Content note: Depression. Obviously. (Also note that this post has a somewhat different comment policy than usual: it’s at the end of the post.)
There’s this analogy I’ve been using lately to think about my depression and my mental health care. I’m finding it useful, so I thought I’d share it with the rest of the class.
I’m not the first person to describe depression as feeling like being in a pit. And as my depression has been getting better (in the classic “two steps forward, one step back” fits and starts), I’m not the first person to describe that process as feeling like clawing my way out of the pit. But there’s another stage of mental health recovery, the stage I’m in now, that feels somewhat different.
For some months now, I’ve felt more or less okay most of the time. But that okayness has felt somewhat shaky. Easily disturbed. Fairly small things make me feel bad out of all proportion to the badness; large things, or even medium-to-large things, can trigger a recurrence of the depression, or of some of the depressive symptoms.
And my mental health care has to be very carefully managed; my mental state rigorously monitored, my self-care precisely titrated. I need exactly the right amount of rest and sleep — not so much that I get torpid, not so little that I get exhausted. I need exactly the right amount of socializing — not so much that I get exhausted, not so little that I feel isolated. I need exactly the right amount of alone time — not so much that I feel isolated, not so little that I get overwhelmed. I need to spend exactly the right amount of time on work, exercise, meditation, pleasure, so I feel calm and engaged rather than overwhelmed, or aimless, or both. Small excesses in any direction have to be adjusted for immediately, or they can easily push me into the bad place.
This is not what I’m like most of the time. Of course I’m made happy or sad by external events; of course I try to keep work and pleasure and rest in a healthy balance. But when I’m not in the middle of (or recovering from) a serious depressive episode, I’m generally on a pretty even emotional keel. My basic outlook on life is not only steady, but is largely self-generated. And I can have stretches where my work and pleasure and rest, my time alone and my social time, are temporarily out of whack. I want them to balance out in the long run, but I can have longish stretches where I’m busting my ass to finish a project, or am running around being a social butterfly, or am lying around being lazy, without it risking my mental health.
It hasn’t felt like that lately. I feel like every step I take has to be small, and careful, and intensely conscious. And I feel like even if my steps are small and careful, I could easily be knocked off balance by a stiff breeze. I feel like I’m walking on a balance beam that’s suspended over the pit.
A few weeks ago, a couple of crises arose. (That’s generally what triggers a depressive episode: I can usually handle one bad thing in my life, but multiple serious stressors are what knock me into the pit.) So a few weeks ago, a couple of crises arose — and it felt like I’d been knocked off the balance beam. It didn’t feel like I’d fallen back into the pit, exactly. But it felt like I was clutching onto the balance beam with my fingertips, dangling over the pit, scrambling to pull myself back up. I got back on the beam again — but I felt wobbly, and my footing was shaky. And then another crisis came along, and I got knocked over again. I’m just now hoisting myself back up, and am trying to regain my footing.

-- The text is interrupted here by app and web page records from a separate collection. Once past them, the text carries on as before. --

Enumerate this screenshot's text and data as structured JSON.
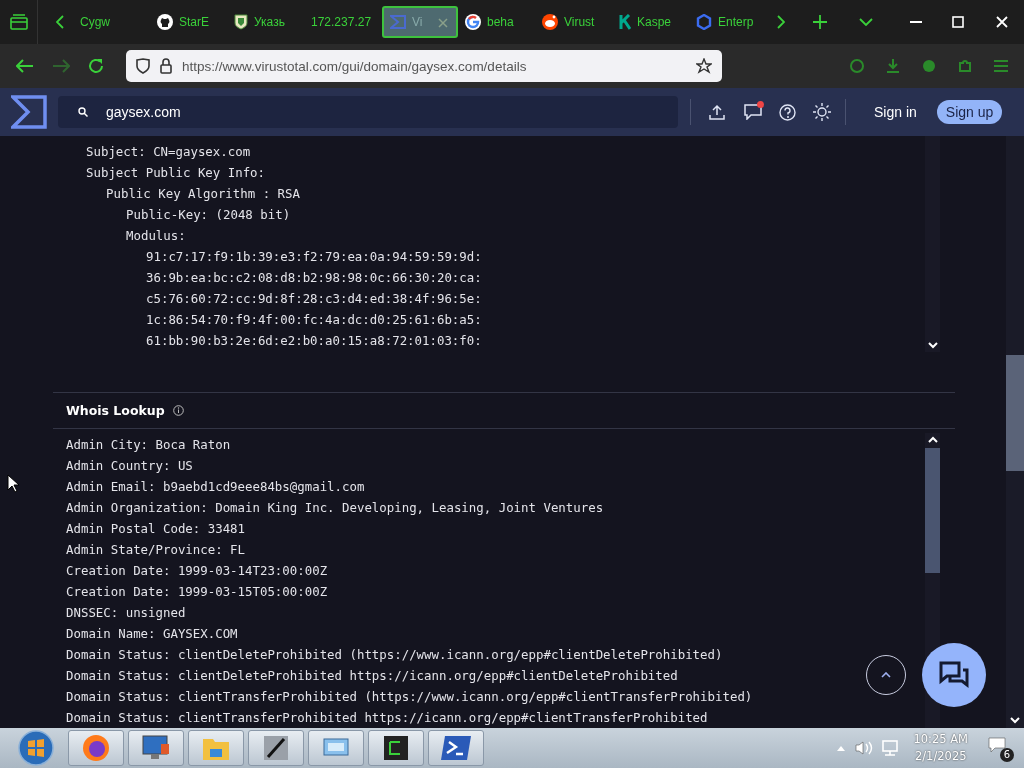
{
  "browser": {
    "tabs": [
      {
        "label": "Cygw",
        "kind": "plain",
        "selected": false
      },
      {
        "label": "StarE",
        "kind": "github",
        "selected": false
      },
      {
        "label": "Указь",
        "kind": "shield",
        "selected": false
      },
      {
        "label": "172.237.27",
        "kind": "plain",
        "selected": false
      },
      {
        "label": "Vi",
        "kind": "sigma",
        "selected": true
      },
      {
        "label": "beha",
        "kind": "google",
        "selected": false
      },
      {
        "label": "Virust",
        "kind": "reddit",
        "selected": false
      },
      {
        "label": "Kaspe",
        "kind": "kaspersky",
        "selected": false
      },
      {
        "label": "Enterp",
        "kind": "hexagon",
        "selected": false
      }
    ],
    "url": "https://www.virustotal.com/gui/domain/gaysex.com/details"
  },
  "header": {
    "search": "gaysex.com",
    "has_notification": true,
    "sign_in": "Sign in",
    "sign_up": "Sign up"
  },
  "certificate": [
    {
      "text": "Subject: CN=gaysex.com"
    },
    {
      "text": "Subject Public Key Info:",
      "children": [
        {
          "text": "Public Key Algorithm : RSA",
          "children": [
            {
              "text": "Public-Key: (2048 bit)"
            },
            {
              "text": "Modulus:",
              "children": [
                {
                  "text": "91:c7:17:f9:1b:39:e3:f2:79:ea:0a:94:59:59:9d:"
                },
                {
                  "text": "36:9b:ea:bc:c2:08:d8:b2:98:98:0c:66:30:20:ca:"
                },
                {
                  "text": "c5:76:60:72:cc:9d:8f:28:c3:d4:ed:38:4f:96:5e:"
                },
                {
                  "text": "1c:86:54:70:f9:4f:00:fc:4a:dc:d0:25:61:6b:a5:"
                },
                {
                  "text": "61:bb:90:b3:2e:6d:e2:b0:a0:15:a8:72:01:03:f0:"
                }
              ]
            }
          ]
        }
      ]
    }
  ],
  "whois": {
    "title": "Whois Lookup",
    "lines": [
      "Admin City: Boca Raton",
      "Admin Country: US",
      "Admin Email: b9aebd1cd9eee84bs@gmail.com",
      "Admin Organization: Domain King Inc. Developing, Leasing, Joint Ventures",
      "Admin Postal Code: 33481",
      "Admin State/Province: FL",
      "Creation Date: 1999-03-14T23:00:00Z",
      "Creation Date: 1999-03-15T05:00:00Z",
      "DNSSEC: unsigned",
      "Domain Name: GAYSEX.COM",
      "Domain Status: clientDeleteProhibited (https://www.icann.org/epp#clientDeleteProhibited)",
      "Domain Status: clientDeleteProhibited https://icann.org/epp#clientDeleteProhibited",
      "Domain Status: clientTransferProhibited (https://www.icann.org/epp#clientTransferProhibited)",
      "Domain Status: clientTransferProhibited https://icann.org/epp#clientTransferProhibited"
    ]
  },
  "taskbar": {
    "time": "10:25 AM",
    "date": "2/1/2025",
    "notifications": "6"
  }
}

I want to get to a place, not just where I don’t feel depressed, but where I can get bad news or have a bad day without it making me depressed. I want to get to a place where I’m not being knocked about by every gust of wind that comes along; where my mood isn’t totally shaped by whether the last thing I saw on Facebook was happy or sad. I want to get to a place where my mood is shaped by my fundamental optimism and empathy and high energy and general good nature, as much as (or more than) it is by the crisis of the week. I want to get to a place where I’m not constantly thinking, “What would be best for my depression now? Would it be better to finish that blog post? To go to the gym? To go to the cafe? To masturbate? To meditate?” I want to get to a place where I don’t have to drop everything and do self-care the moment I feel inspired to, because I don’t know when that window is going to open again.
The pit is always going to be there. That’s what it means to have chronic depression, even with infrequent episodes. I’ll never be able to ignore it entirely; I’ll always have to do some degree of mental health self-care to keep from falling into it. But I want to get back to a place where I don’t have to devote rigorous attention every waking minute to my mental health care, and can just get on with my life.
Comment policy for this post: It sucks that I should have to spell this out, but past experience has taught me that I do: Please do not give unsolicited amateur medical advice, to me or to anyone else with mental illness, in the comments. Or anywhere, for that matter. Talk about your own experiences until the cows come home; ask questions until you’re blue in the face (except for douchy passive-aggressive question like “Why don’t you understand that psych meds are poison?” or “Will you read this article explaining why psych meds are poison?”). If you need this spelled out in more detail, please read Why You Really, Seriously, No Fooling, Should Not Give Unsolicited Amateur Medical Advice to People with Mental Illness (Or to Anyone, Really), Episode 563,305. Thanks.